Sherman also was well known for the phrase, “War is hell,” which has been repeated ad infinitum through the decades, as the Civil War gave way to the Spanish-American War, World War I, World War II, Vietnam, the wars in the Middle East and countless other conflicts around the globe.

One who lived through his own version of that hell was President Harry Truman, who made the decision in August 1945 to drop atomic bombs on the Japanese cities of Hiroshima and Nagasaki. Truman’s call ultimately came down to saving American lives. The U.S. Joint War Plans Committee had provided a study suggesting that just an initial ground invasion of Japan would result in at least 200,000 U.S. casualties, including 25,000 to 46,000 dead. That figure, of course, would rise significantly if the first thrust did not lead to capitulation by the Japanese. So, Truman gave the order to bomb, first Hiroshima and then Nagasaki. American lives were saved, but an estimated 200,000 Japanese lost their lives in those attacks.

The debate over the morality of the bombings in Japan continues nearly 70 years later. Today, we have a similar debate, albeit on a smaller scale, about the U.S.’s use of drones to wage war on suspected terrorists overseas, primarily in Pakistan and Afghanistan.

During the Vietnam era, the popular euphemism for the killing of nonsoldiers was “collateral damage.” Today, these civilians who often find themselves in the wrong place at the time of a drone attack are referred to as “noncombatants.” The real question is how many of these innocents are being maimed or killed by our drone program.

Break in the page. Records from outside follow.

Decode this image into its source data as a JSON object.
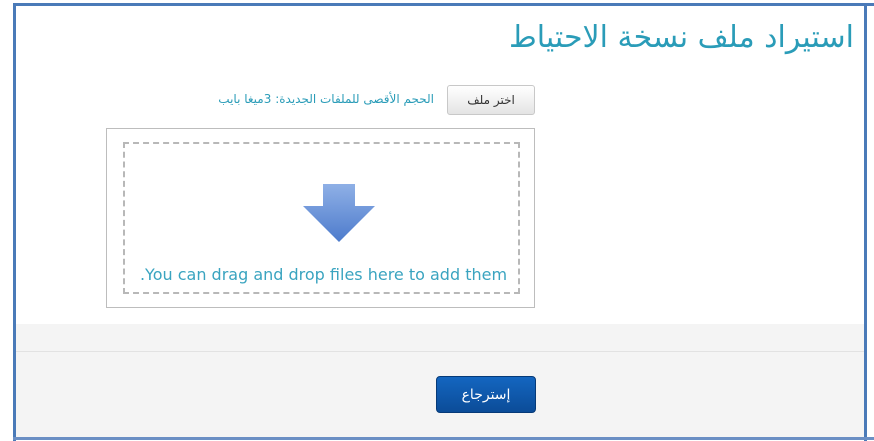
{
  "page": {
    "title": "استيراد ملف نسخة الاحتياط"
  },
  "file_picker": {
    "choose_button_label": "اختر ملف",
    "max_size_text": "الحجم الأقصى للملفات الجديدة: 3ميغا بايب"
  },
  "drop_zone": {
    "instruction": "You can drag and drop files here to add them.",
    "arrow_icon": "arrow-down-icon"
  },
  "footer": {
    "restore_button_label": "إسترجاع"
  },
  "colors": {
    "accent": "#2a9cb8",
    "button_primary": "#0b4c98",
    "border": "#4a7ab8"
  }
}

Salon.com reported the other day that the Bureau of Investigative Journalism obtained an internal Pakistani assessment of U.S. drone strikes in that country, which indicated that the number of noncombatants who have died over nine years of drone attacks is much higher than the United States admits. According to the Salon report, military officials in the Obama administration continue to assert that the number is no more than 60, but the Pakistani report claims that 147 civilians, including close to 100 children, were among the total of about 750 people killed over the nearly decadelong drone program.

Rauf Khan Khattak, a former government official in Pakistan, told Salon, “There was no benefit in officials ‘cooking the books’ here, since this document was clearly never intended to be seen outside the civilian administration.”

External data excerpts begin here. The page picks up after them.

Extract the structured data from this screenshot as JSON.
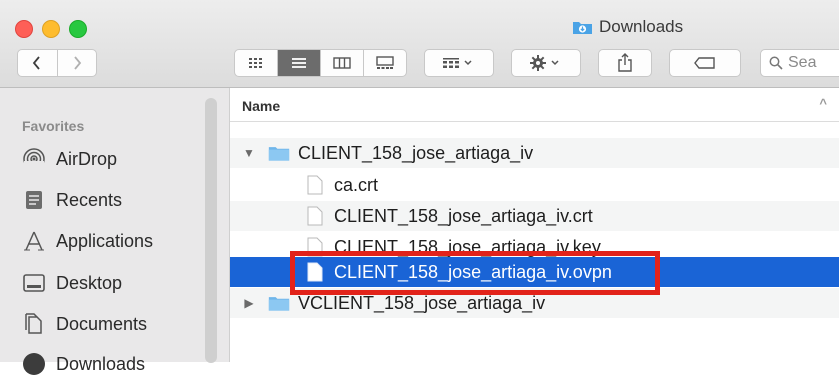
{
  "window": {
    "title": "Downloads"
  },
  "toolbar": {
    "back_icon": "chevron-left-icon",
    "forward_icon": "chevron-right-icon",
    "search_placeholder": "Sea"
  },
  "sidebar": {
    "section": "Favorites",
    "items": [
      {
        "label": "AirDrop",
        "icon": "airdrop-icon"
      },
      {
        "label": "Recents",
        "icon": "recents-icon"
      },
      {
        "label": "Applications",
        "icon": "applications-icon"
      },
      {
        "label": "Desktop",
        "icon": "desktop-icon"
      },
      {
        "label": "Documents",
        "icon": "documents-icon"
      },
      {
        "label": "Downloads",
        "icon": "downloads-icon"
      }
    ]
  },
  "list": {
    "column_name": "Name",
    "rows": [
      {
        "label": "CLIENT_158_jose_artiaga_iv",
        "type": "folder",
        "expanded": true
      },
      {
        "label": "ca.crt",
        "type": "file"
      },
      {
        "label": "CLIENT_158_jose_artiaga_iv.crt",
        "type": "file"
      },
      {
        "label": "CLIENT_158_jose_artiaga_iv.key",
        "type": "file"
      },
      {
        "label": "CLIENT_158_jose_artiaga_iv.ovpn",
        "type": "file",
        "selected": true
      },
      {
        "label": "VCLIENT_158_jose_artiaga_iv",
        "type": "folder",
        "expanded": false
      }
    ]
  },
  "colors": {
    "selection": "#1a64d6",
    "highlight_box": "#e2231a",
    "folder": "#6fb6ea"
  }
}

There’s another reason we tend to believe the Pakistani report, rather than the U.S. figures: The American government has a long and rich history of lying to the American people, especially when it comes to military and “national security” issues.

The drone program, like the atomic bomb attacks on Japan, no doubt saves American lives. No pilots are put at risk, and no ground troops have to be sent in to find and kill suspected terrorists in a very inhospitable land. Such operations don’t always go as well as the one that produced the death of Osama bin Laden.

But an indiscriminate use of drones, without proper review and approval in advance, and without the greatest of care being applied by those carrying out the attacks so that women and children are not frequent victims, is simply unacceptable. It’s also the sort of thing that breeds new generations of terrorists.